Re-Proposing the ‘Object’

Workshop by Daniel Norell, 2018 

Collaborated by - Palak Arora, Sudhir Ambasana, Amr Ali, Rami Al-Rashidani.



Workshop Title - Objects, Group & Coupling

The workshop takes its cues from contemporary discourse on repurposing ’the real’ as well as from historical examples of repurposing in art and architecture, such as the found object, adhocism, and spolia. It was structured in three steps. First was to select and curate a set of objects according to certain criteria. These objects form the stock / raw material for the design work. Second, the objects were to be grouped into architectural massing following typical as well as atypical means of assembly, such as post-lintel, stacking, and puzzle. The groups will be digitized using scanning with photogrammetry. Third, the couplings of objects in the groups were studied in digital models and drawings, both with regards to adjacencies of objects of sometimes wildly different kinds, and with regards to the actual means of connection



The grouping was themed as a collection of objects to emphasize an ongoing narrative within them. The objects found in the household domain function individually like a single independent entity when it comes to seeing these object as an independent tool. When grouped together they function like a ‘Rube Goldberg Machine’ functioning like a collective process.



By playing with studio lighting, painting and postproduction of meshes on digital mediums and image maps during the process of photogrammetry, we explored the properties of the original objects are altered as they shift between physical to digital medium. The mesh on the left after post processing is reduced to a 2D graphic image.



In terms of representation, the workshop investigates how photogrammetry may be used to capture geometry, color and texture of existing, unique objects for the purposes of using them as a basis to create new designs. Architectural drawings typically delineate surfaces and masses through abstract line work. The work produced in the workshop expanded that register by channeling properties such as color, texture and materiality into drawings.

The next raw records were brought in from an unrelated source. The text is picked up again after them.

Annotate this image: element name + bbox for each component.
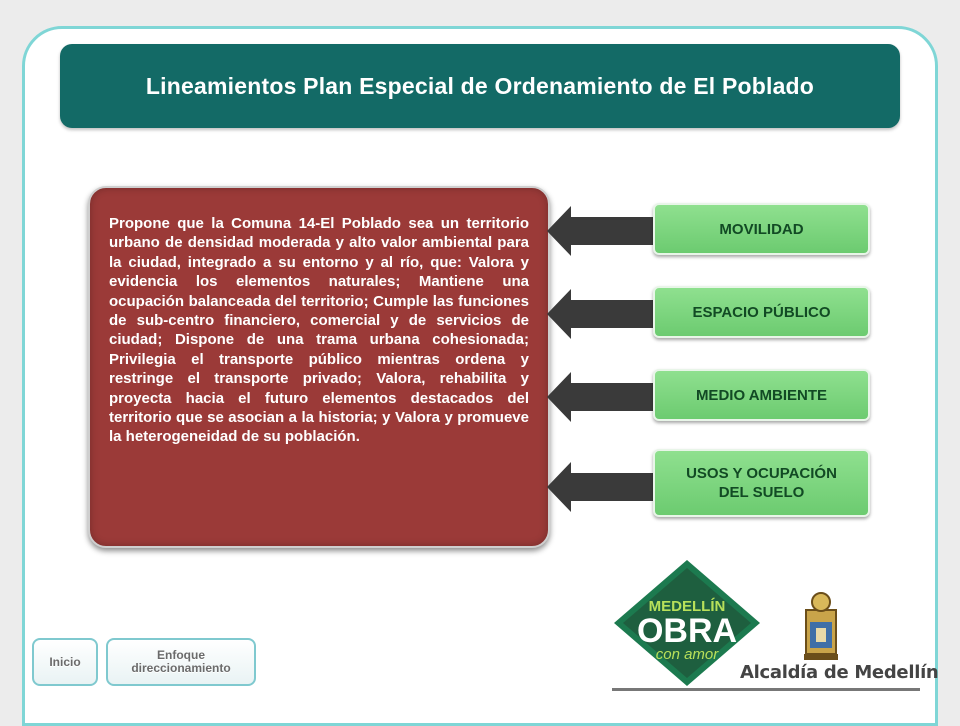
category-label: MOVILIDAD — [719, 220, 804, 238]
coat-of-arms-icon — [796, 588, 846, 663]
description-box — [88, 186, 550, 548]
category-espacio-publico-button[interactable] — [653, 286, 870, 338]
arrow-left-icon — [547, 372, 657, 422]
category-usos-suelo-button[interactable] — [653, 449, 870, 517]
logo-text-medellin: MEDELLÍN — [648, 598, 726, 615]
nav-inicio-button[interactable] — [32, 638, 98, 686]
description-text: Propone que la Comuna 14-El Poblado sea un territorio urbano de densidad moderada y alto valor ambiental para la ciudad, integrado a su entorno y al río, que: Valora y evidencia los elementos naturales; Mantiene una ocupación balanceada del territorio; Cumple las funciones de sub-centro financiero, comercial y de servicios de ciudad; Dispone de una trama urbana cohesionada; Privilegia el transporte público mientras ordena y restringe el transporte privado; Valora, rehabilita y proyecta hacia el futuro elementos destacados del territorio que se asocian a la historia; y Valora y promueve la heterogeneidad de su población. — [109, 215, 529, 446]
category-medio-ambiente-button[interactable] — [653, 369, 870, 421]
nav-enfoque-button[interactable] — [106, 638, 256, 686]
category-label: MEDIO AMBIENTE — [695, 386, 828, 404]
nav-enfoque-label: Enfoque direccionamiento — [131, 648, 231, 675]
logo-text-con-amor: con amor — [655, 646, 719, 663]
logo-text-obra: OBRA — [636, 612, 738, 650]
category-label: ESPACIO PÚBLICO — [692, 303, 831, 321]
alcaldia-logo-text: Alcaldía de Medellín — [740, 662, 939, 683]
page-title: Lineamientos Plan Especial de Ordenamiento de El Poblado — [145, 72, 815, 99]
category-label: USOS Y OCUPACIÓN DEL SUELO — [686, 465, 837, 501]
logo-divider — [612, 688, 920, 691]
arrow-left-icon — [547, 289, 657, 339]
category-movilidad-button[interactable] — [653, 203, 870, 255]
arrow-left-icon — [547, 462, 657, 512]
nav-inicio-label: Inicio — [49, 654, 81, 669]
title-bar — [60, 44, 900, 128]
arrow-left-icon — [547, 206, 657, 256]
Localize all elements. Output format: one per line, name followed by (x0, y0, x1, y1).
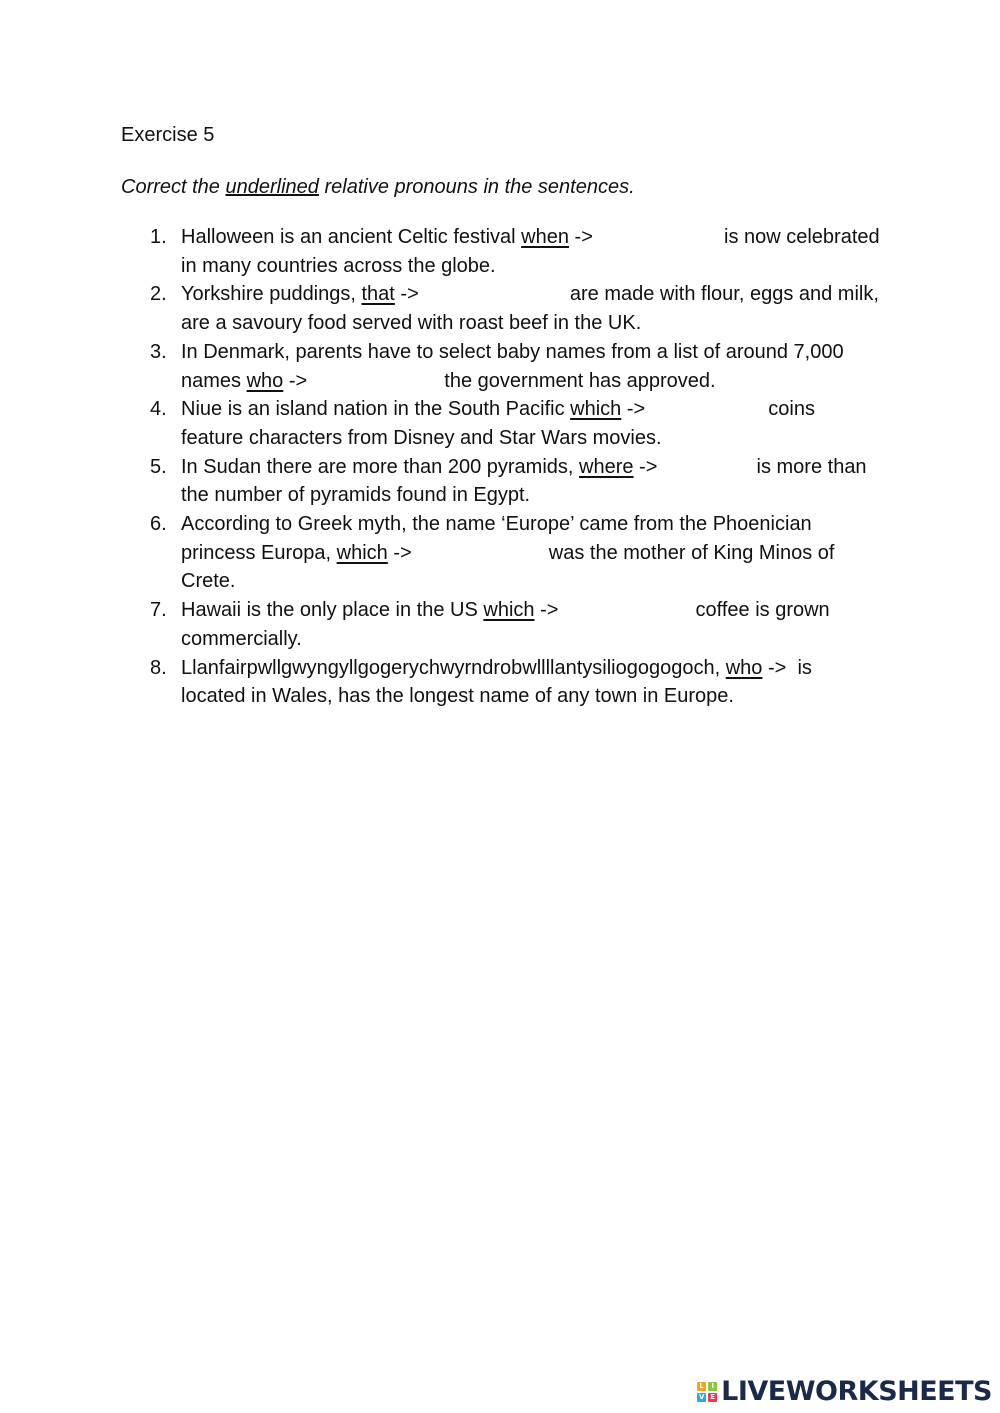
sentence-before: Halloween is an ancient Celtic festival (181, 226, 522, 248)
arrow: -> (621, 398, 651, 421)
sentence-before: Niue is an island nation in the South Pacific (181, 398, 571, 421)
exercise-sentence (181, 223, 881, 280)
underlined-pronoun: who (725, 656, 763, 679)
exercise-item (121, 596, 881, 653)
exercise-list (121, 223, 881, 711)
sentence-before: Hawaii is the only place in the US (181, 599, 484, 622)
sentence-after: the government has approved. (438, 369, 716, 392)
exercise-number: 8. (150, 656, 167, 679)
exercise-item (121, 338, 881, 395)
exercise-title: Exercise 5 (121, 124, 215, 146)
exercise-sentence (181, 395, 881, 452)
answer-input[interactable] (651, 399, 763, 421)
exercise-sentence (181, 453, 881, 510)
underlined-pronoun: when (521, 226, 569, 248)
exercise-item (121, 510, 881, 596)
logo-tile: L (697, 1382, 706, 1391)
answer-input[interactable] (598, 227, 718, 249)
exercise-number: 7. (150, 599, 167, 622)
arrow: -> (534, 599, 564, 622)
arrow: -> (633, 455, 663, 478)
exercise-number: 1. (150, 226, 167, 248)
exercise-item (121, 280, 881, 337)
underlined-pronoun: where (579, 455, 634, 478)
worksheet-page (121, 121, 881, 711)
exercise-item (121, 223, 881, 280)
arrow: -> (283, 369, 313, 392)
instruction-before: Correct the (121, 176, 226, 198)
exercise-number: 2. (150, 283, 167, 306)
exercise-sentence (181, 654, 881, 711)
logo-mark-icon (697, 1382, 717, 1402)
sentence-before: In Sudan there are more than 200 pyramids, (181, 455, 580, 478)
exercise-item (121, 654, 881, 711)
sentence-before: Yorkshire puddings, (181, 283, 362, 306)
instruction-underlined: underlined (225, 176, 319, 198)
exercise-number: 6. (150, 513, 167, 536)
sentence-after: coffee is grown commercially. (181, 599, 830, 650)
arrow: -> (394, 283, 425, 306)
arrow: -> (568, 226, 599, 248)
logo-tile: E (708, 1393, 717, 1402)
exercise-item (121, 453, 881, 510)
instruction (121, 173, 881, 201)
underlined-pronoun: which (570, 398, 622, 421)
sentence-after: is more than the number of pyramids found in Egypt. (181, 455, 867, 507)
exercise-sentence (181, 596, 881, 653)
sentence-after: is located in Wales, has the longest name of any town in Europe. (181, 656, 812, 708)
liveworksheets-logo (697, 1376, 992, 1407)
exercise-item (121, 395, 881, 452)
sentence-before: Llanfairpwllgwyngyllgogerychwyrndrobwllllantysiliogogogoch, (181, 656, 726, 679)
sentence-after: are made with flour, eggs and milk, are a savoury food served with roast beef in the UK. (181, 283, 879, 335)
exercise-sentence (181, 338, 881, 395)
exercise-sentence (181, 280, 881, 337)
sentence-after: coins feature characters from Disney and Star Wars movies. (181, 398, 815, 449)
exercise-number: 4. (150, 398, 167, 421)
arrow: -> (387, 541, 418, 564)
arrow: -> (762, 656, 792, 679)
answer-input[interactable] (417, 542, 543, 564)
answer-input[interactable] (663, 456, 751, 478)
answer-input[interactable] (424, 284, 564, 306)
answer-input[interactable] (564, 600, 690, 622)
exercise-number: 3. (150, 340, 167, 363)
sentence-before: According to Greek myth, the name ‘Europe’ came from the Phoenician princess Europa, (181, 513, 812, 564)
logo-tile: I (708, 1382, 717, 1391)
underlined-pronoun: which (483, 599, 535, 622)
logo-tile: V (698, 1393, 705, 1401)
answer-input[interactable] (313, 370, 439, 392)
sentence-before: In Denmark, parents have to select baby names from a list of around 7,000 names (181, 340, 844, 392)
sentence-after: was the mother of King Minos of Crete. (181, 541, 835, 593)
instruction-after: relative pronouns in the sentences. (318, 176, 635, 198)
underlined-pronoun: that (361, 283, 395, 306)
underlined-pronoun: which (336, 541, 388, 564)
sentence-after: is now celebrated in many countries across the globe. (181, 226, 880, 277)
underlined-pronoun: who (246, 369, 284, 392)
exercise-sentence (181, 510, 881, 596)
exercise-number: 5. (150, 455, 167, 478)
logo-text: LIVEWORKSHEETS (721, 1376, 992, 1407)
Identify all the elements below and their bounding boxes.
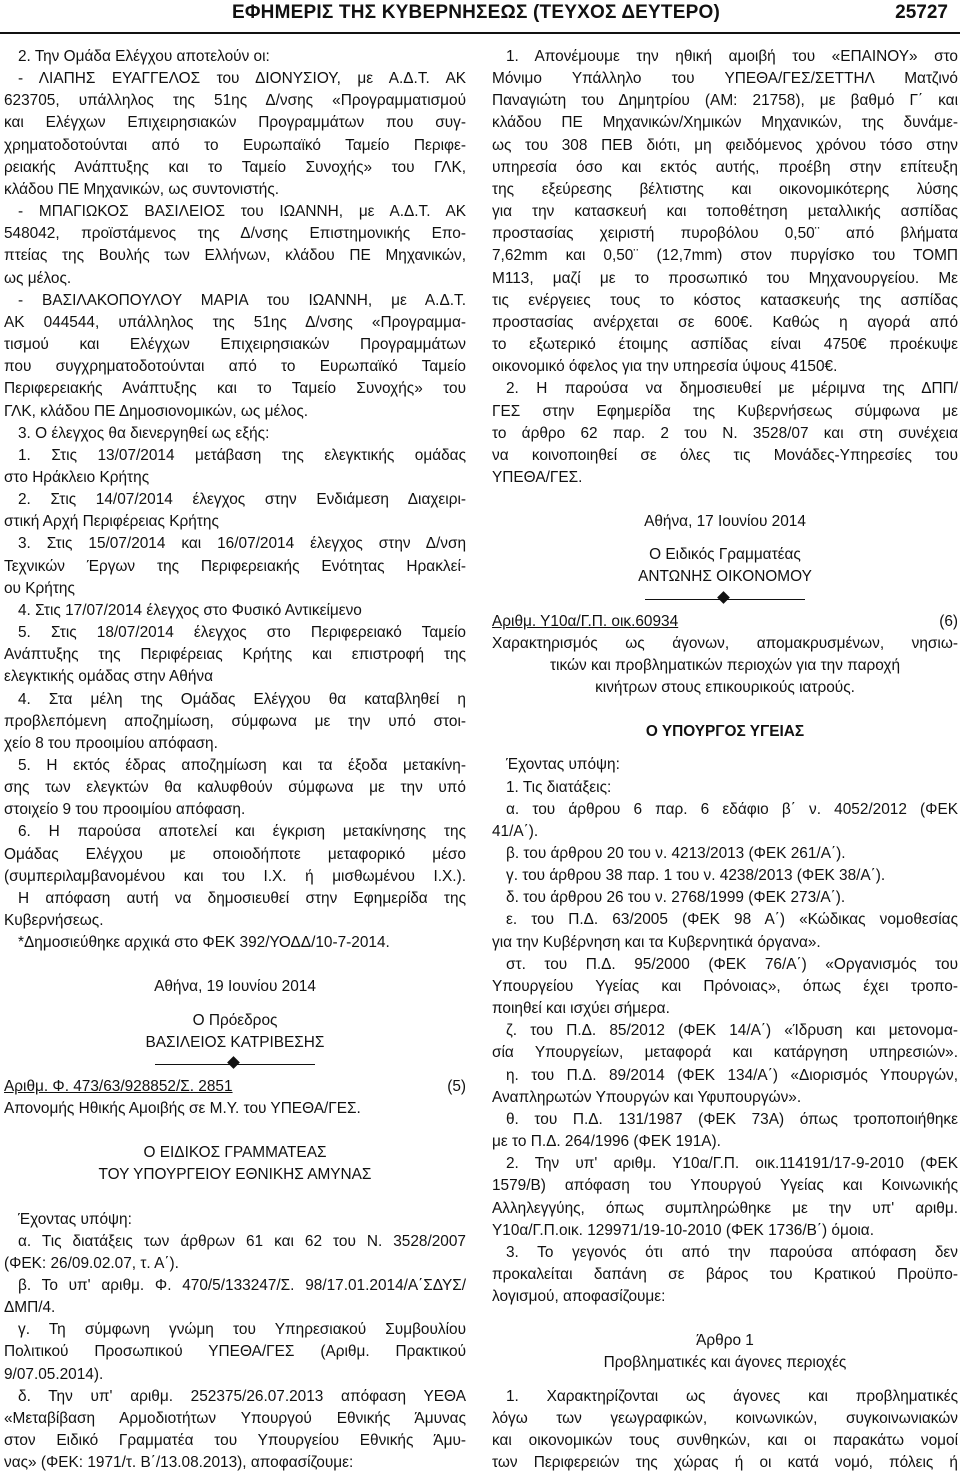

This is the second ‘Kandinsky’ like experiment we did to achieve a 2D graphic space. The representation technique further explores the flatness, contour and 2D vectors achieved after reducing the 3D mesh through the digital mediums. The purple vector which differentiates the garphic spaces into inside and outside bounds the interiority which is certainly the flat contour space achieved by reducing the mesh. By elimination the ground plane, the idea of foreground and background is also defamiliarized. The varying thickness of the purple vector suggests the inclusion of multiple objects in the interior space. In case of multiple objects, the thickness is more and vice-a-versa.